The resulting flow of funds—a global vote of confidence in American capitalism—means that the government can borrow without strain. Spend more, tax less, be happy.

It sounds like a confidence trick, and in the end it is—though, like all the best scams, it contains particles of truth. For much of the past decade private foreign investors have poured funds into the United States because they saw faster economic growth and better returns than were available elsewhere. As long as that kind of investment keeps flowing in, the deficit can be financed painlessly. Government spending still has to be paid for eventually, mind you—it is only a question of taxes today or taxes tomorrow. But a willing inflow of capital means that the eventual, inescapable cost to American taxpayers can be postponed at little risk.

Another thing helps. America enjoys the rare privilege of being able to borrow what it needs—currently on the order of $782 billion a year—mostly in its own currency. Countries heavily in debt usually have to borrow in a foreign currency. If they later get into trouble and the foreign-exchange market drives their currency down, the burden of their debt, measured in local money, weighs heavier, pressing them into an even deeper hole. But if the United States got into that kind of fix and the dollar fell abruptly, the value of America's debt would not rise. Instead the countries that had lent the dollars would see the value of their investments (measured in yen, say, or euros) fall.

As far as the United States is concerned, this is an excellent arrangement. With foreign lenders choosing to carry more of the risk, a credit-hungry America can afford to be less cautious.
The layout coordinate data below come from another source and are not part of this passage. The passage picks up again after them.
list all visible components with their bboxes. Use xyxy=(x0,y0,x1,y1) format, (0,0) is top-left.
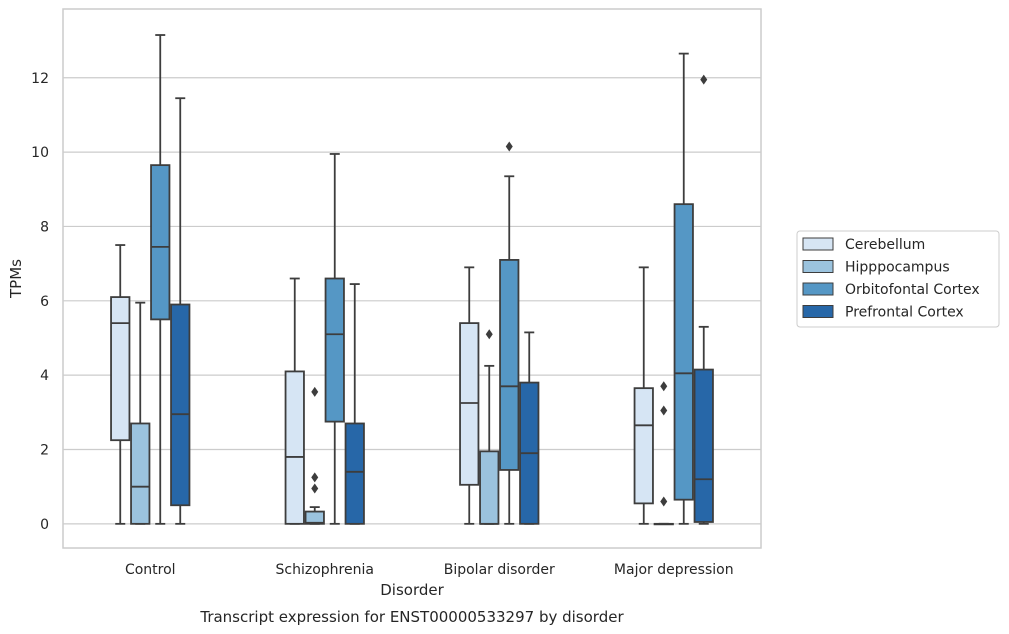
legend-label: Hipppocampus xyxy=(845,260,950,276)
legend-swatch xyxy=(802,282,834,296)
box-iqr xyxy=(499,259,520,471)
legend-label: Cerebellum xyxy=(845,237,925,253)
legend-swatch xyxy=(802,305,834,318)
x-tick-label: Major depression xyxy=(614,562,734,578)
box-4 xyxy=(673,52,694,525)
box-4 xyxy=(693,74,714,525)
y-tick-labels: 0 2 4 6 8 10 12 xyxy=(31,71,49,533)
box-iqr xyxy=(633,387,654,505)
legend-entry: Orbitofontal Cortex xyxy=(802,282,980,298)
box-1 xyxy=(130,301,151,525)
y-tick-label: 2 xyxy=(40,442,49,458)
outlier-point xyxy=(660,381,668,392)
box-iqr xyxy=(479,450,500,525)
outlier-point xyxy=(311,472,319,483)
x-tick-label: Bipolar disorder xyxy=(444,562,555,578)
y-tick-label: 10 xyxy=(31,145,49,161)
legend-entry: Cerebellum xyxy=(802,237,925,253)
box-iqr xyxy=(284,370,305,525)
box-4 xyxy=(633,266,654,525)
legend: Cerebellum Hipppocampus Orbitofontal Corte… xyxy=(796,230,1000,328)
series-prefrontal-cortex xyxy=(170,74,714,525)
box-iqr xyxy=(673,203,694,501)
box-3 xyxy=(499,141,520,525)
legend-frame xyxy=(796,230,1000,328)
legend-entry: Prefrontal Cortex xyxy=(802,305,964,321)
outlier-point xyxy=(700,74,708,85)
box-iqr xyxy=(459,322,480,486)
box-1 xyxy=(170,97,191,525)
legend-swatch xyxy=(802,237,834,251)
x-tick-label: Control xyxy=(125,562,176,578)
outlier-point xyxy=(485,329,493,340)
y-tick-label: 4 xyxy=(40,368,49,384)
box-2 xyxy=(324,153,345,525)
plot-frame xyxy=(62,8,762,549)
box-iqr xyxy=(110,296,131,442)
box-series xyxy=(110,34,714,526)
x-tick-label: Schizophrenia xyxy=(276,562,374,578)
chart-caption: Transcript expression for ENST0000053329… xyxy=(199,608,624,626)
box-3 xyxy=(459,266,480,525)
legend-label: Orbitofontal Cortex xyxy=(845,282,980,298)
outlier-point xyxy=(505,141,513,152)
box-3 xyxy=(519,331,540,525)
outlier-point xyxy=(311,483,319,494)
box-3 xyxy=(479,329,500,525)
y-tick-label: 6 xyxy=(40,294,49,310)
box-iqr xyxy=(304,510,325,525)
box-iqr xyxy=(324,277,345,423)
series-orbitofontal-cortex xyxy=(150,34,694,525)
outlier-point xyxy=(660,405,668,416)
series-cerebellum xyxy=(110,244,654,525)
outlier-point xyxy=(660,496,668,507)
series-hipppocampus xyxy=(130,301,674,526)
box-iqr xyxy=(130,422,151,525)
box-2 xyxy=(304,386,325,525)
y-tick-label: 0 xyxy=(40,517,49,533)
legend-swatch xyxy=(802,260,834,273)
outlier-point xyxy=(311,386,319,397)
box-iqr xyxy=(170,303,191,507)
box-2 xyxy=(344,283,365,525)
box-1 xyxy=(150,34,171,525)
box-iqr xyxy=(344,422,365,525)
x-axis-label: Disorder xyxy=(380,581,444,599)
y-axis-label: TPMs xyxy=(7,259,25,299)
box-1 xyxy=(110,244,131,525)
box-2 xyxy=(284,277,305,525)
legend-label: Prefrontal Cortex xyxy=(845,305,964,321)
y-tick-label: 8 xyxy=(40,219,49,235)
legend-entry: Hipppocampus xyxy=(802,260,950,276)
y-tick-label: 12 xyxy=(31,71,49,87)
x-tick-labels: Control Schizophrenia Bipolar disorder Majo… xyxy=(125,562,734,578)
box-4 xyxy=(653,381,674,526)
box-iqr xyxy=(693,368,714,523)
box-iqr xyxy=(150,164,171,321)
But not this much less. If America were borrowing at half the present rate, it could probably relax. But $782 billion a year—more than six percent of GDP—is outlandish. Such reckless behavior has made America's privileged place in the world economy as much a curse as a blessing. Foreign capital is no longer voting as confidently for America. Private investors are spending less than before on American assets. Lately the slack has been taken up by foreign governments and central banks, which are pursuing not profit but doubtful policy goals of their own. (China's holdings of dollar reserves are already far greater than makes sense for China.) At some point these lenders are going to curb investment in American assets. Should this happen suddenly, here are some of the likely consequences: a spike in interest rates as the government is forced to find new takers of its debt, at dearer terms; a surge in personal bankruptcies and a sharp curtailment of spending among America's heavily indebted households; a stock-market crash; an increase in inflation; and a slide back into recession.

The present course of fiscal policy is not certain to end badly, but the risks are increasing. This summer, before Katrina, the economist Brad DeLong put the chance of a major U.S. financial crisis at 20 percent. The former Fed chairman Paul Volcker puts it at 75 percent within the next few years if we don't change our policies. Stephen Roach, the chief economist at Morgan Stanley (and a notorious pessimist), thinks it's about 90 percent. Whether any of these predictions is close to the mark is anyone's guess, but that's not the point. The point is that the chance of a bad outcome is substantial—and much higher than it needs to be.

Changing course now—before circumstances leave no choice—would be hard even if the administration believed it had to act. Starting from here, the combination of higher taxes and lower public spending required to bring the deficit down to manageable levels is politically daunting. Yet at the same time, Katrina has perhaps created a political opportunity to undo some of the fiscal damage this administration has wrought—by, say, curbing tax cuts and scaling back the Medicare prescription-drug bill.

Unfortunately, big-government Republicans see no need for such measures; they look at deficit hawks and see Chicken Littles. But this fiscal environment is more dangerous than any other America has faced in its modern history. Without corrective action the sky may fall.